Prisoner of Paradise Review

by Robin Clifford (robin AT reelingreviews DOT com)
December 12th, 2003

"Prisoner of Paradise"

The life of Kurt Gerron, the legendary German-Jewish stage and film star of the 1920's and 30's, is not well known in America. Academy Award winning documentarian Malcolm Clarke and co-director Stuart Sender remedy this lack with their insightful look at the man, once at the top of his field, who lost everything to the Nazis and eventually sunk to the level of directing a film of their propaganda in order to survive the Holocaust in "Prisoner of Paradise."

The docu follows Kurt Gerron's remarkable career as a Cabaret and theater star during the lively bustle of Berlin in the 20's. This city full of music and nightlife is the fertile ground that spawned the artist professional as he rose to the top of his craft in acting and directing. As Gerron's prominence increased so did that of another man of grand ambition - Adolph Hitler. The Jewish Laws handed down by the new German chancellor where Jews are decried by law to be second-class citizen, losing rights and possessions. Gerron, as a result, was ordered off the set of his latest film by Nazi officials and was forced to flee to Paris, leaving all that he owned to the fascists.

Gerron, penniless, searched in vain for theater and film work in France. He ignores the cautionary advice about the Nazis from his colleagues, such as Joseph von Sternberg, Fritz Lang and Peter Lorre, whom Gerron raised funds to send to America. The great actor and filmmaker was forced to move to Amsterdam where he achieved a modicum of his old success - until the Nazis invade Poland, then the rest of Europe, including Holland. Suddenly, the dreaded Laws apply to all of occupied Europe and Gerron is relegated, by his masters, to perform at Amsterdam's Jewish Theater.
Then, in 1942 Hitler's henchmen met at a lakeside conference in Wannsee, Germany and, in 90 minutes, decide the ultimate fate for Europe's Jews - the Final Solution. During the third act of Gerron's latest play, a bemedalled Nazi officer appears, taking inventory of the theater. The next day, when Gerron and company arrive for rehearsal, their theater is in shambles and the officer announces that it is the new Transportation Center for Jews. The actor/director and his colleagues are eventually shipped to the concentration camp at Theresienstatd in
Czechoslovakia.

The camp became the way station to death for the wealthy, celebrity, intellectual and artistic members of Europe's Jewry, those whose disappearance would be most noticed by the rest of the world. The presence of the famous inmates of Theresienstatd leads the Nazis to cook up a sham to convince those outside of the Reich of their good intentions toward the Jews.
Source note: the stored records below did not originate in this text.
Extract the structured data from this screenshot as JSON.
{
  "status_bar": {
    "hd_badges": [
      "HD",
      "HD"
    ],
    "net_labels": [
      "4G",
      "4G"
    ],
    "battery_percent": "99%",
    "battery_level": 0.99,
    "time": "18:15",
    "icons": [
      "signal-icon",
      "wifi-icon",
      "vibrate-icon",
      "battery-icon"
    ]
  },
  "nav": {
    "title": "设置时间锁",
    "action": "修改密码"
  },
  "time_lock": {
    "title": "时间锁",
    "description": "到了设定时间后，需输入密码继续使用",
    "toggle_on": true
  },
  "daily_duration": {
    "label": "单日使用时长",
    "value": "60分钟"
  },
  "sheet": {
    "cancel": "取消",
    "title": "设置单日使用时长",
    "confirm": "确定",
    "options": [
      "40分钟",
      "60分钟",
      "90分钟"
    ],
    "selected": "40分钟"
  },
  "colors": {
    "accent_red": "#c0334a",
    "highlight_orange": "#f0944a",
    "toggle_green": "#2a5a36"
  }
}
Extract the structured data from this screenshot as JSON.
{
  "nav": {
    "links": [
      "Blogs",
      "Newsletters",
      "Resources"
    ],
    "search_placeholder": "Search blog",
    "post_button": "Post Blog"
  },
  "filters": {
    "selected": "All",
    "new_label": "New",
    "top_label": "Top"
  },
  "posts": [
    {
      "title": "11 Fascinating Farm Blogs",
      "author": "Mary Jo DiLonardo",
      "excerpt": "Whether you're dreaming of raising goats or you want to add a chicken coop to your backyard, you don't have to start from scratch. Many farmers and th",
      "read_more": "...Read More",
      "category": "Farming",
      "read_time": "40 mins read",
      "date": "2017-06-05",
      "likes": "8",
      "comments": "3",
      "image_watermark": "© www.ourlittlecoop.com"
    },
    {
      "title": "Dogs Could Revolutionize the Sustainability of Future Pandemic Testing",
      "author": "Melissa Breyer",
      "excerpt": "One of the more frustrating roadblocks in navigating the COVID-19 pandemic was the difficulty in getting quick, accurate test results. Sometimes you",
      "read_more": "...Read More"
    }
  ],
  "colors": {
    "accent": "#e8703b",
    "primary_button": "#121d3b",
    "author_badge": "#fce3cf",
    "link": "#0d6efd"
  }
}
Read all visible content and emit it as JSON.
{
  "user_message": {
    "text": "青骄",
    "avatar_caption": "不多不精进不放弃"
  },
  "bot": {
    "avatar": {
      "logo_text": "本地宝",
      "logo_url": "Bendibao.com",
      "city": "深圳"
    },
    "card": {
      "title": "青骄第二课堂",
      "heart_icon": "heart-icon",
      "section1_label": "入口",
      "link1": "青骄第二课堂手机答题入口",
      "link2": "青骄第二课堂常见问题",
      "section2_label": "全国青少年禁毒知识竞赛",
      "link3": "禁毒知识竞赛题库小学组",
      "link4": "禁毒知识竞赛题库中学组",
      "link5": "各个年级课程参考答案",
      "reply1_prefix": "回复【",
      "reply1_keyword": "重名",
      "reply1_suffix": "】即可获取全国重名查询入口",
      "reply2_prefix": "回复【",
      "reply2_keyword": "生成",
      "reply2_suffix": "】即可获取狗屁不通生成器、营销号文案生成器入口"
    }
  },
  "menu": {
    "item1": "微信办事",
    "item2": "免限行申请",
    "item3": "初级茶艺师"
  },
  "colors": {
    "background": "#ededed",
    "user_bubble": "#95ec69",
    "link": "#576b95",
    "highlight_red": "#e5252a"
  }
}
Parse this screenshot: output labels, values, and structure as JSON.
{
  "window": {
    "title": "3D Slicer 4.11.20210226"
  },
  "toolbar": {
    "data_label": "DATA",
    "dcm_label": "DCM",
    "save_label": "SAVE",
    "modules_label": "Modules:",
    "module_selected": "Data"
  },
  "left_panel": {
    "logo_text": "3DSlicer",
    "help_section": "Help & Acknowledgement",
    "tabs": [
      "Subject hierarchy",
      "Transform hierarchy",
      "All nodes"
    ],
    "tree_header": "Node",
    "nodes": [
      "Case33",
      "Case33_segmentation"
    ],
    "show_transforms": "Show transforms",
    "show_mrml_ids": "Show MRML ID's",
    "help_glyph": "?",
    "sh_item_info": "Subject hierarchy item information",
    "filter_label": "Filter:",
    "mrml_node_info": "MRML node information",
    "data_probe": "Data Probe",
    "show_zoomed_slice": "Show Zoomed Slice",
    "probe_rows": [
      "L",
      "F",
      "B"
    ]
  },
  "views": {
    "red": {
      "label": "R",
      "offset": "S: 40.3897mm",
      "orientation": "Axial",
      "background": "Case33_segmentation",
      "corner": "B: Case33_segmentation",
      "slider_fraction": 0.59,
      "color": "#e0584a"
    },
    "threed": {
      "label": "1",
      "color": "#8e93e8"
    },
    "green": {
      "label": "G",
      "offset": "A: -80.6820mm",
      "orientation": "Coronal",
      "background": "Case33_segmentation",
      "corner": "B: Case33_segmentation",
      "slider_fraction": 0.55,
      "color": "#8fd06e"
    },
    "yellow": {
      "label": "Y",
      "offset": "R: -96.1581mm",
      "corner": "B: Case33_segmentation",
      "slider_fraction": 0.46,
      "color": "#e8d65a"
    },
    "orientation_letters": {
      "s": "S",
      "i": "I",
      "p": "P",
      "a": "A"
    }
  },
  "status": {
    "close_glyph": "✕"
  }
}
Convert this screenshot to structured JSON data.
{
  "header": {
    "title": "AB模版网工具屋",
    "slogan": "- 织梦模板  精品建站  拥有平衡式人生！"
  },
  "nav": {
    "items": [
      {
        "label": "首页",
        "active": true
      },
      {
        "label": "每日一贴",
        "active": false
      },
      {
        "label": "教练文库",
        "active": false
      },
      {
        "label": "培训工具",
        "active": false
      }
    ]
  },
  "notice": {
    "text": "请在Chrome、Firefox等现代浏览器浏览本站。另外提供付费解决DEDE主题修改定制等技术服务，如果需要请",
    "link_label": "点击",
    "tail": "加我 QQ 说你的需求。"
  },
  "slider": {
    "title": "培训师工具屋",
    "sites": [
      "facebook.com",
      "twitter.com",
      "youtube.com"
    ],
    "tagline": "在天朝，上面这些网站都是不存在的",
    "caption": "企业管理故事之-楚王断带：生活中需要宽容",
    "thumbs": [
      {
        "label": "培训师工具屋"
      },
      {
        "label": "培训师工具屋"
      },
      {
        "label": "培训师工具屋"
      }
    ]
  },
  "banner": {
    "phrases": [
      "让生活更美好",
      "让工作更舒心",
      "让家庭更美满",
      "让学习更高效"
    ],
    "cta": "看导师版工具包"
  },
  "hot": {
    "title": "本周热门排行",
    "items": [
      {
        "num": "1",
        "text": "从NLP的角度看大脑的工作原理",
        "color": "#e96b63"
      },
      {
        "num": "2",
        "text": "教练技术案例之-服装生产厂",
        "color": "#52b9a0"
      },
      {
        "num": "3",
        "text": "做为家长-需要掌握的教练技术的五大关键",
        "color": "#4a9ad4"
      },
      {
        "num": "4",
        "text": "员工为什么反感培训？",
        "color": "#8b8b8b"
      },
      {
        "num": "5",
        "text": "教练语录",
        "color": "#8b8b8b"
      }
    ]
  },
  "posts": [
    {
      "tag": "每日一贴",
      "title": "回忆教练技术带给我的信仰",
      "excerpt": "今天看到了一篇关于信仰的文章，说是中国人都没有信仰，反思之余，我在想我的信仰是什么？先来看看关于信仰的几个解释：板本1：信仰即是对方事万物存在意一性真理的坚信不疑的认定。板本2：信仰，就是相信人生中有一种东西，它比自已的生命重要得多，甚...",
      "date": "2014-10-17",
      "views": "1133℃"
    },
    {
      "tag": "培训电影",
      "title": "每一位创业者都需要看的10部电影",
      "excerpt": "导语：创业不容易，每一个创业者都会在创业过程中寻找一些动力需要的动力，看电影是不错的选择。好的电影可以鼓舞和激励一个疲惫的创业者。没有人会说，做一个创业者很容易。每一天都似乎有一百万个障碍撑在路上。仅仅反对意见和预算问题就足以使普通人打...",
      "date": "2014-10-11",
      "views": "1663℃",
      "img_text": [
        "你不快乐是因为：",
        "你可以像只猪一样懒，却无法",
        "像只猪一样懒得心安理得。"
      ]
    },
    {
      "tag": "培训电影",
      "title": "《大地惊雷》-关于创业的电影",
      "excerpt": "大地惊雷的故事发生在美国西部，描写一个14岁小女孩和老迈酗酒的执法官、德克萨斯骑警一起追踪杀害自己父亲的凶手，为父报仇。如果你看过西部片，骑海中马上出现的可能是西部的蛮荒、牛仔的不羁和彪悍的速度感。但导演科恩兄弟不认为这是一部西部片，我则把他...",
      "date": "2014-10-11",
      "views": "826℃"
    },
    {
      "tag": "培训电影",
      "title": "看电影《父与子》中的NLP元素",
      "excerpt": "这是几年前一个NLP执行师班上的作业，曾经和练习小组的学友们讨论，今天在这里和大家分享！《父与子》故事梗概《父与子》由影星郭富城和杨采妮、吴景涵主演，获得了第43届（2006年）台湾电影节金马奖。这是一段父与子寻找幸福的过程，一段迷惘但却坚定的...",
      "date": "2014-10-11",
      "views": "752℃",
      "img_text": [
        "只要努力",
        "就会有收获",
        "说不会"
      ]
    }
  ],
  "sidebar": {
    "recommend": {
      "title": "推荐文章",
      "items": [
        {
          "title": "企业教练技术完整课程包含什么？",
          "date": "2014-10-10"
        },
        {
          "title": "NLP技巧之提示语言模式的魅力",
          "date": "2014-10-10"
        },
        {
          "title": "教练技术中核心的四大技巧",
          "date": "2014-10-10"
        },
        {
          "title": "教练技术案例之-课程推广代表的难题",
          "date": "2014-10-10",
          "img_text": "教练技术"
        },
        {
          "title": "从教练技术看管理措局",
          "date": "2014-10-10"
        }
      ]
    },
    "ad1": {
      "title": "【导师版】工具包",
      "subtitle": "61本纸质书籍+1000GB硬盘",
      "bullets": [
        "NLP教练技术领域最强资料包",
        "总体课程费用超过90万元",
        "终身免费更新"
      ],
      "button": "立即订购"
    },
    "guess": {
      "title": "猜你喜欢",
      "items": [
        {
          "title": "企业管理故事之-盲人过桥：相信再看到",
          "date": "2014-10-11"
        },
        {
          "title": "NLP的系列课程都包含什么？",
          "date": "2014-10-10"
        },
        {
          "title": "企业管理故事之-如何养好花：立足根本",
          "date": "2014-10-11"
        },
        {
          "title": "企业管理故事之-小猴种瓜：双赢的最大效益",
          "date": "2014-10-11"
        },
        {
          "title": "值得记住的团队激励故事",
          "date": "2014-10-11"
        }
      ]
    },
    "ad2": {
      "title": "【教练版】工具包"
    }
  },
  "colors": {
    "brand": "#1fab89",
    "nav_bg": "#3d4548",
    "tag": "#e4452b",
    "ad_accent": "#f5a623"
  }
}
When the International Red Cross, reacting to the demands by neutral countries, requests inspection of a concentration camp, the Nazis are happy to comply. They dress up the facade of the old city turned prison, planting flowers, dressing up the inmates and showing all is happy and prosperous, leading the Red Cross representative through a carefully choreographed tour of the Theresienstatd camp. The ruse works.
So successful is the lie that the camp wardens hold a contest for a screenplay to show how wonderful life is in the Theresienstatd, with the finished film distributed to the neutral nations. The first attempt at the documentary, by the young woman who wrote the treatment, is terrible, an indictment of the Nazis. She is executed. The camp commandant selects Kurt Gerron to make the documentary, demanding that it show the wonderful treatment of Jews under Nazi "care." He takes on the task of creating a whitewashed depiction of the happy, healthy inmates eating bread and butter and playing music and dancing. But, the filmmaker's desperate effort, in his mind a betrayal of his people, to survive come to naught and, on 28 October 1944, Gerron and his wife were executed in the gas chambers of Auschwitz.

Clarke and Sender chose a unique subject in Kurt Gerron for their Oscar-nominated work. They collect a bevy of still shots of the actor and director, clips from films such as "Blue Angel" with Marlene Dietrich, and many interviews with Gerron's contemporaries, colleagues and surviving family. Although Gerron's own insights to the times are not documented, the viewpoints of others helps build a look at a man of talent, compassion and kindness. They discuss his humane help, often monetary, to others to escape the Nazi oppression while he repeatedly fails to heed the same warnings - to fatal ends.

The documakers gathered previously unseen footage of the period and weave together the story of Gerron's life and times, his success and Nazi-imposed failure and, ultimately, his death. When he is chosen to direct the mock documentary of the life of the Jews under the Nazis, Gerron sought the advice of the camps Jewish council of elders who recommended that he "do whatever it takes to survive." Even with this support from his own people, Gerron still agonized over his possible betrayal of his fellows. The finished film never saw the light of day outside of Nazi Germany.
"Prisoner of Paradise" is a different look at the victims of the Holocaust through the story of a talented, popular actor and director who died at the hands of his Nazi captors because of the sole fact that he was a Jew. I give it a B.